Benjamin Netanyahu a prononcé, vendredi, un discours ferme à l’Assemblée générale de l’ONU, rejetant toute reconnaissance d’un État palestinien et promettant de poursuivre l’offensive israélienne à Gaza, malgré les condamnations internationales et le départ en masse de plusieurs délégations au début de son intervention.
Devant l’Assemblée, le Premier ministre israélien a revendiqué les succès militaires de son pays contre le Hamas et les mouvements armés qui, selon lui, ont porté atteinte à la sécurité d’Israël lors de l’attaque du 7 octobre 2023 — une opération ayant fait, selon les bilans israéliens, environ 1 200 morts et conduit à l’enlèvement de centaines de personnes, dont près d’une cinquantaine restent détenues à Gaza. Netanyahu a martelé que l’objectif d’Israël demeure l’anéantissement du « régime terroriste » du Hamas et la garantie que « cette barbarie ne menace plus jamais » l’État hébreu.
Ses propos ont heurté l’assistance : plusieurs délégations ont quitté la salle au moment de son arrivée, tandis que des membres du public sont restés debout pour l’applaudir. Le chef du gouvernement israélien a notamment repris l’argument selon lequel les appels à reconnaître un État palestinien constitueraient un encouragement au terrorisme, affirmant que la voie choisie par certains pays n’apporterait ni paix ni sécurité à la région.

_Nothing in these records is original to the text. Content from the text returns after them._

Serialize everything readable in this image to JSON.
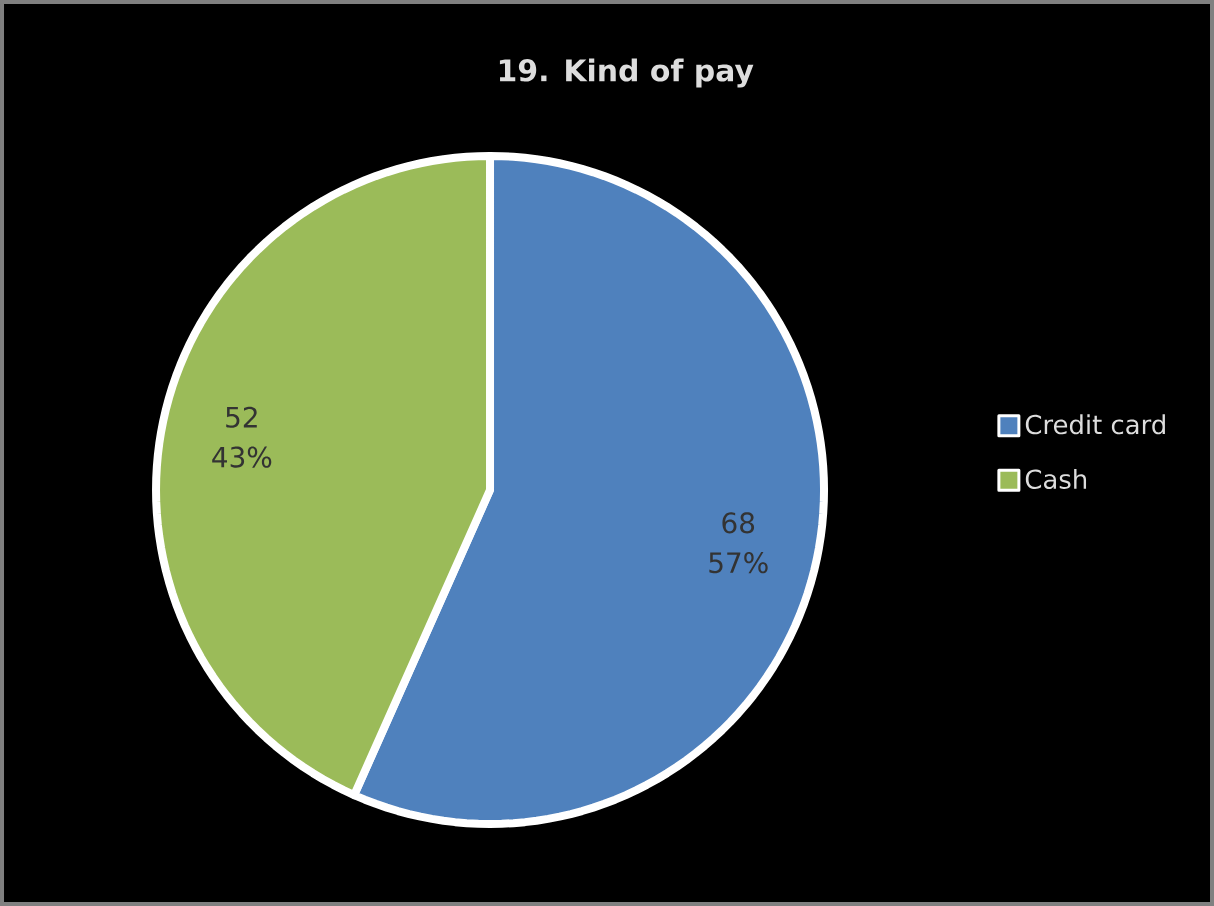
{
  "chart_data": {
    "type": "pie",
    "title": "19. Kind of pay",
    "categories": [
      "Credit card",
      "Cash"
    ],
    "values": [
      68,
      52
    ],
    "colors": [
      "#4f81bd",
      "#9bbb59"
    ],
    "value_labels": [
      "68 57%",
      "52 43%"
    ],
    "legend": "right"
  }
}
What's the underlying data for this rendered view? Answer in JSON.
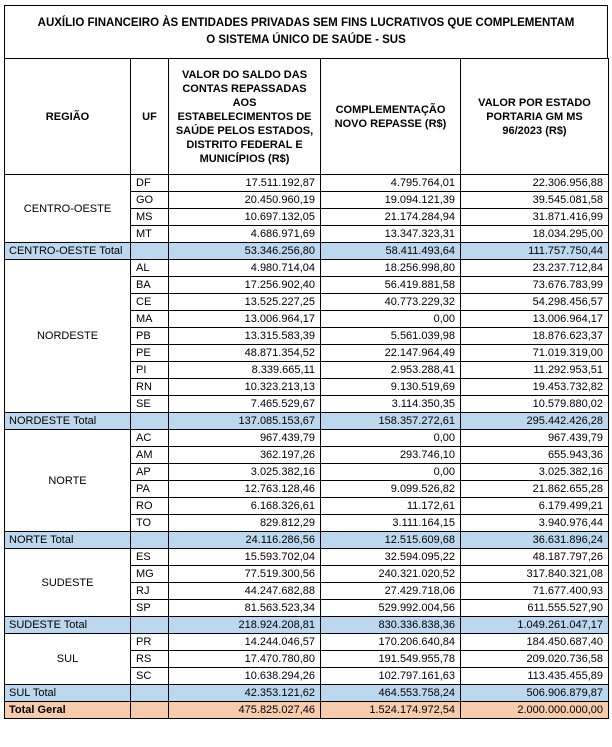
{
  "title": {
    "line1": "AUXÍLIO FINANCEIRO ÀS ENTIDADES PRIVADAS SEM FINS LUCRATIVOS QUE COMPLEMENTAM",
    "line2": "O SISTEMA ÚNICO DE SAÚDE - SUS"
  },
  "colors": {
    "region_total_bg": "#BDD7EE",
    "grand_total_bg": "#F8CBAD",
    "border": "#000000"
  },
  "table": {
    "headers": {
      "region": "REGIÃO",
      "uf": "UF",
      "saldo": "VALOR DO SALDO DAS CONTAS REPASSADAS AOS ESTABELECIMENTOS DE SAÚDE PELOS ESTADOS, DISTRITO FEDERAL E MUNICÍPIOS (R$)",
      "complementacao": "COMPLEMENTAÇÃO NOVO REPASSE (R$)",
      "valor_estado": "VALOR POR ESTADO PORTARIA GM MS 96/2023  (R$)"
    },
    "groups": [
      {
        "region": "CENTRO-OESTE",
        "rows": [
          {
            "uf": "DF",
            "saldo": "17.511.192,87",
            "complementacao": "4.795.764,01",
            "valor": "22.306.956,88"
          },
          {
            "uf": "GO",
            "saldo": "20.450.960,19",
            "complementacao": "19.094.121,39",
            "valor": "39.545.081,58"
          },
          {
            "uf": "MS",
            "saldo": "10.697.132,05",
            "complementacao": "21.174.284,94",
            "valor": "31.871.416,99"
          },
          {
            "uf": "MT",
            "saldo": "4.686.971,69",
            "complementacao": "13.347.323,31",
            "valor": "18.034.295,00"
          }
        ],
        "total": {
          "label": "CENTRO-OESTE Total",
          "saldo": "53.346.256,80",
          "complementacao": "58.411.493,64",
          "valor": "111.757.750,44"
        }
      },
      {
        "region": "NORDESTE",
        "rows": [
          {
            "uf": "AL",
            "saldo": "4.980.714,04",
            "complementacao": "18.256.998,80",
            "valor": "23.237.712,84"
          },
          {
            "uf": "BA",
            "saldo": "17.256.902,40",
            "complementacao": "56.419.881,58",
            "valor": "73.676.783,99"
          },
          {
            "uf": "CE",
            "saldo": "13.525.227,25",
            "complementacao": "40.773.229,32",
            "valor": "54.298.456,57"
          },
          {
            "uf": "MA",
            "saldo": "13.006.964,17",
            "complementacao": "0,00",
            "valor": "13.006.964,17"
          },
          {
            "uf": "PB",
            "saldo": "13.315.583,39",
            "complementacao": "5.561.039,98",
            "valor": "18.876.623,37"
          },
          {
            "uf": "PE",
            "saldo": "48.871.354,52",
            "complementacao": "22.147.964,49",
            "valor": "71.019.319,00"
          },
          {
            "uf": "PI",
            "saldo": "8.339.665,11",
            "complementacao": "2.953.288,41",
            "valor": "11.292.953,51"
          },
          {
            "uf": "RN",
            "saldo": "10.323.213,13",
            "complementacao": "9.130.519,69",
            "valor": "19.453.732,82"
          },
          {
            "uf": "SE",
            "saldo": "7.465.529,67",
            "complementacao": "3.114.350,35",
            "valor": "10.579.880,02"
          }
        ],
        "total": {
          "label": "NORDESTE Total",
          "saldo": "137.085.153,67",
          "complementacao": "158.357.272,61",
          "valor": "295.442.426,28"
        }
      },
      {
        "region": "NORTE",
        "rows": [
          {
            "uf": "AC",
            "saldo": "967.439,79",
            "complementacao": "0,00",
            "valor": "967.439,79"
          },
          {
            "uf": "AM",
            "saldo": "362.197,26",
            "complementacao": "293.746,10",
            "valor": "655.943,36"
          },
          {
            "uf": "AP",
            "saldo": "3.025.382,16",
            "complementacao": "0,00",
            "valor": "3.025.382,16"
          },
          {
            "uf": "PA",
            "saldo": "12.763.128,46",
            "complementacao": "9.099.526,82",
            "valor": "21.862.655,28"
          },
          {
            "uf": "RO",
            "saldo": "6.168.326,61",
            "complementacao": "11.172,61",
            "valor": "6.179.499,21"
          },
          {
            "uf": "TO",
            "saldo": "829.812,29",
            "complementacao": "3.111.164,15",
            "valor": "3.940.976,44"
          }
        ],
        "total": {
          "label": "NORTE Total",
          "saldo": "24.116.286,56",
          "complementacao": "12.515.609,68",
          "valor": "36.631.896,24"
        }
      },
      {
        "region": "SUDESTE",
        "rows": [
          {
            "uf": "ES",
            "saldo": "15.593.702,04",
            "complementacao": "32.594.095,22",
            "valor": "48.187.797,26"
          },
          {
            "uf": "MG",
            "saldo": "77.519.300,56",
            "complementacao": "240.321.020,52",
            "valor": "317.840.321,08"
          },
          {
            "uf": "RJ",
            "saldo": "44.247.682,88",
            "complementacao": "27.429.718,06",
            "valor": "71.677.400,93"
          },
          {
            "uf": "SP",
            "saldo": "81.563.523,34",
            "complementacao": "529.992.004,56",
            "valor": "611.555.527,90"
          }
        ],
        "total": {
          "label": "SUDESTE Total",
          "saldo": "218.924.208,81",
          "complementacao": "830.336.838,36",
          "valor": "1.049.261.047,17"
        }
      },
      {
        "region": "SUL",
        "rows": [
          {
            "uf": "PR",
            "saldo": "14.244.046,57",
            "complementacao": "170.206.640,84",
            "valor": "184.450.687,40"
          },
          {
            "uf": "RS",
            "saldo": "17.470.780,80",
            "complementacao": "191.549.955,78",
            "valor": "209.020.736,58"
          },
          {
            "uf": "SC",
            "saldo": "10.638.294,26",
            "complementacao": "102.797.161,63",
            "valor": "113.435.455,89"
          }
        ],
        "total": {
          "label": "SUL Total",
          "saldo": "42.353.121,62",
          "complementacao": "464.553.758,24",
          "valor": "506.906.879,87"
        }
      }
    ],
    "grand_total": {
      "label": "Total Geral",
      "saldo": "475.825.027,46",
      "complementacao": "1.524.174.972,54",
      "valor": "2.000.000.000,00"
    }
  }
}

Le conflit a infligé des pertes humaines massives à Gaza : les autorités sanitaires palestiniennes y estiment à ce stade plus de 65 000 décès, un bilan qui ravive les appels internationaux à la protection des civils et au déploiement d’une aide humanitaire accrue. Ces chiffres, cités par plusieurs organisations et médias, traduisent l’ampleur de la crise humanitaire et alimentent les critiques contre l’intensité des opérations militaires israéliennes.

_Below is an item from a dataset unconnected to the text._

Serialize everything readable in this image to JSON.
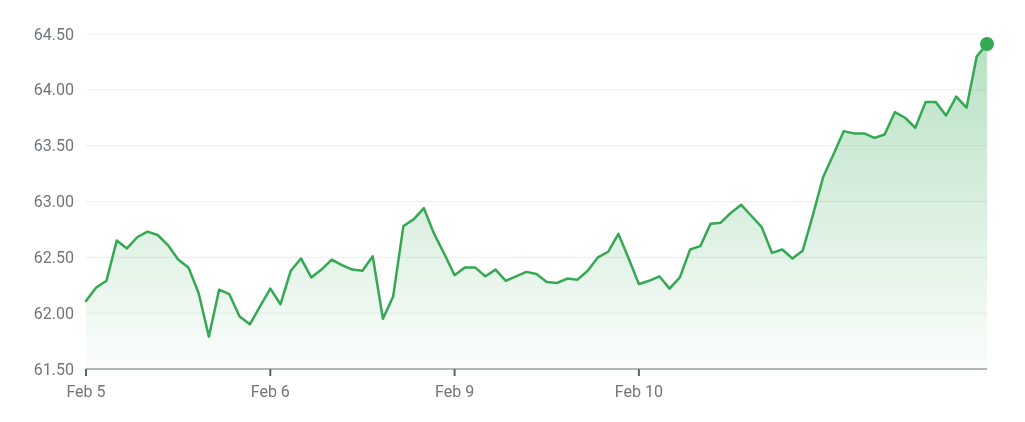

Dans son intervention, Netanyahu a contesté les accusations d’exactions et de génocide, demandant aux États et aux organisations internationales d’examiner la réalité des combats et la responsabilité du Hamas dans l’embrasement initial. Il a soutenu que Israël prendrait des mesures pour minimiser les pertes civiles, tout en défendant la nécessité de poursuivre la pression militaire pour neutraliser la capacité offensive du mouvement islamiste.

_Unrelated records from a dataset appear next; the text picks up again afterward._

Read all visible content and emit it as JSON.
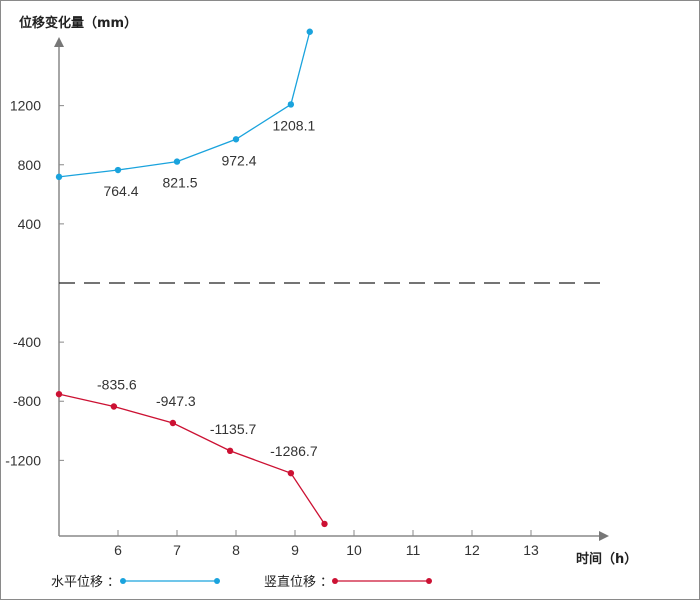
{
  "chart_data": {
    "type": "line",
    "ylabel": "位移变化量（mm）",
    "xlabel": "时间（h）",
    "xlim": [
      5,
      14.2
    ],
    "x_ticks": [
      "6",
      "7",
      "8",
      "9",
      "10",
      "11",
      "12",
      "13"
    ],
    "y_ticks": [
      "1200",
      "800",
      "400",
      "-400",
      "-800",
      "-1200"
    ],
    "grid": false,
    "zero_line": "dashed",
    "legend": "bottom-left",
    "series": [
      {
        "name": "水平位移",
        "color": "#1aa3dd",
        "points": [
          {
            "x": 5.0,
            "y": 718,
            "label": ""
          },
          {
            "x": 6.0,
            "y": 764.4,
            "label": "764.4"
          },
          {
            "x": 7.0,
            "y": 821.5,
            "label": "821.5"
          },
          {
            "x": 8.0,
            "y": 972.4,
            "label": "972.4"
          },
          {
            "x": 8.93,
            "y": 1208.1,
            "label": "1208.1"
          },
          {
            "x": 9.25,
            "y": 1700,
            "label": ""
          }
        ]
      },
      {
        "name": "竖直位移",
        "color": "#cc1133",
        "points": [
          {
            "x": 5.0,
            "y": -752,
            "label": ""
          },
          {
            "x": 5.93,
            "y": -835.6,
            "label": "-835.6"
          },
          {
            "x": 6.93,
            "y": -947.3,
            "label": "-947.3"
          },
          {
            "x": 7.9,
            "y": -1135.7,
            "label": "-1135.7"
          },
          {
            "x": 8.93,
            "y": -1286.7,
            "label": "-1286.7"
          },
          {
            "x": 9.5,
            "y": -1630,
            "label": ""
          }
        ]
      }
    ]
  }
}
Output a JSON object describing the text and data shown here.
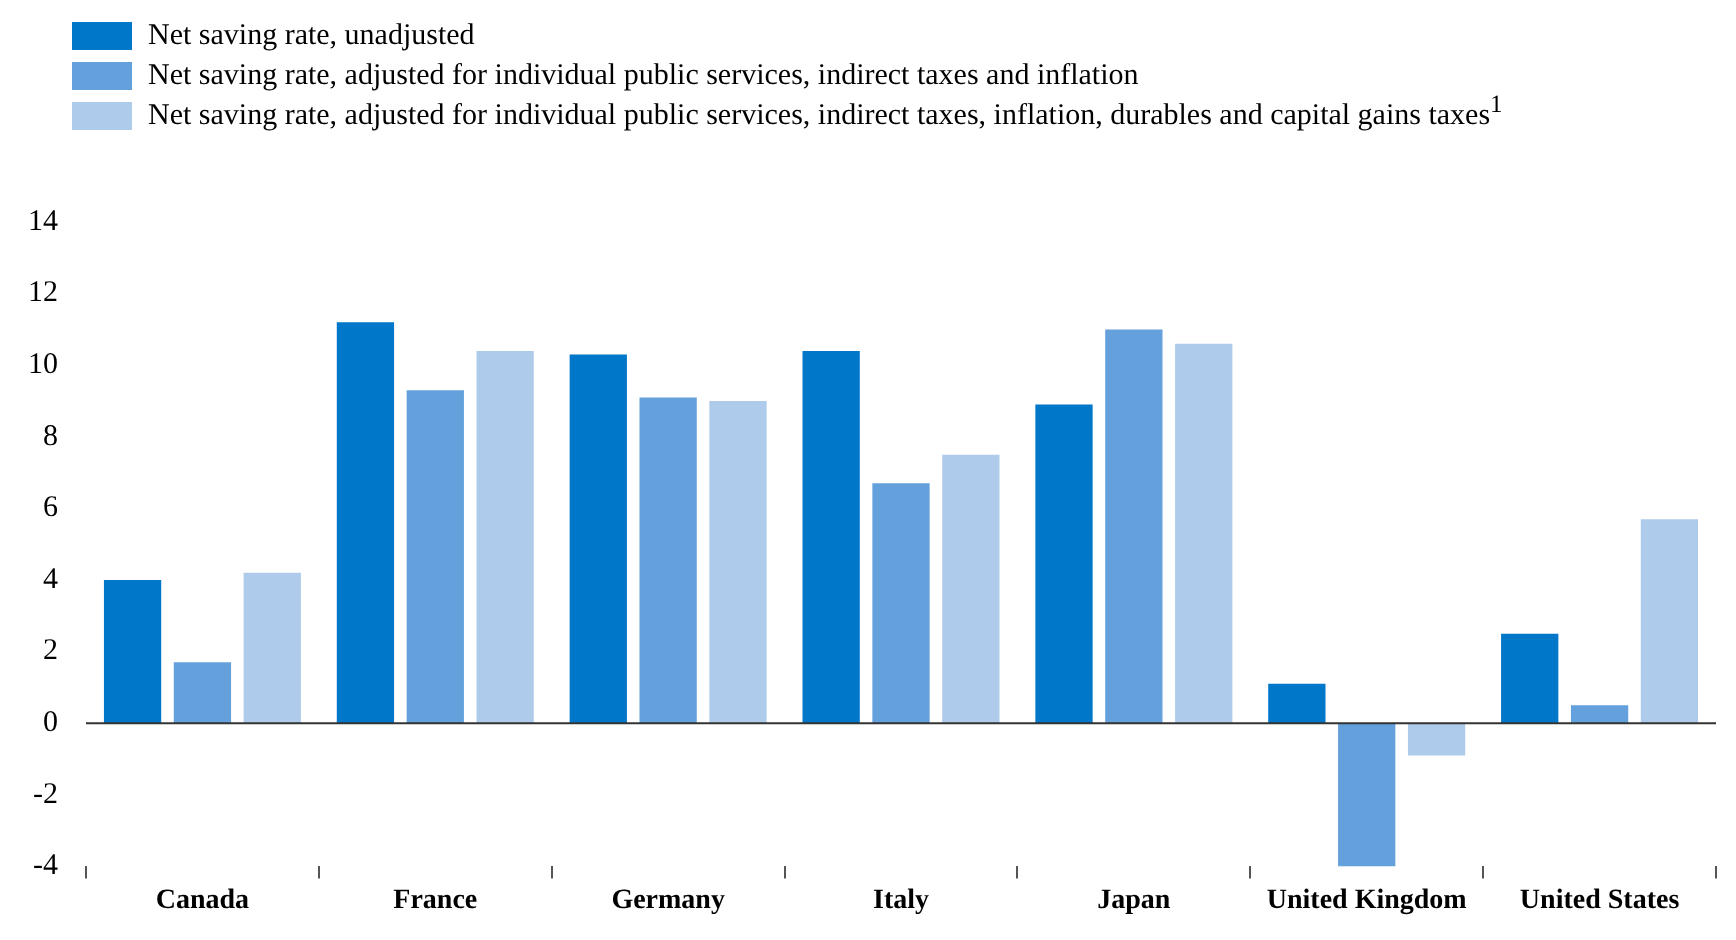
{
  "chart_data": {
    "type": "bar",
    "categories": [
      "Canada",
      "France",
      "Germany",
      "Italy",
      "Japan",
      "United Kingdom",
      "United States"
    ],
    "series": [
      {
        "name": "Net saving rate, unadjusted",
        "color": "#0077c8",
        "values": [
          4.0,
          11.2,
          10.3,
          10.4,
          8.9,
          1.1,
          2.5
        ]
      },
      {
        "name": "Net saving rate, adjusted for individual public services, indirect taxes and inflation",
        "color": "#64a0dc",
        "values": [
          1.7,
          9.3,
          9.1,
          6.7,
          11.0,
          -4.0,
          0.5
        ]
      },
      {
        "name": "Net saving rate, adjusted for individual public services, indirect taxes, inflation, durables and capital gains taxes$^{1}$",
        "color": "#afcbeb",
        "values": [
          4.2,
          10.4,
          9.0,
          7.5,
          10.6,
          -0.9,
          5.7
        ]
      }
    ],
    "ylim": [
      -4,
      14
    ],
    "yticks": [
      -4,
      -2,
      0,
      2,
      4,
      6,
      8,
      10,
      12,
      14
    ],
    "grid": false,
    "ref_lines": [
      {
        "axis": "y",
        "value": 0,
        "color": "#333333"
      }
    ],
    "legend": "top left"
  }
}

La scène à New York illustre la polarisation accrue au sein de la communauté internationale sur le dossier israélo-palestinien. Tandis que certains États multiplient les gestes de reconnaissance en faveur d’une solution à deux États, d’autres, à l’image d’Israël et de ses soutiens, estiment qu’une telle reconnaissance avant un cessez-le-feu effectif et des garanties de sécurité favoriserait l’impunité des groupes armés. L’épisode renforce la perspective d’un blocage diplomatique durable, alors que les appels à une trêve humanitaire se multiplient.
La suite des initiatives diplomatiques dépendra des prochains mouvements sur le terrain et de la capacité des acteurs régionaux et internationaux à imposer des modalités de négociation crédibles. Entre déclarations incendiaires à l’ONU et tragédies humaines sur le terrain, la crise gazaouie reste une priorité brûlante des travaux multilatéraux, sans solution immédiate en vue.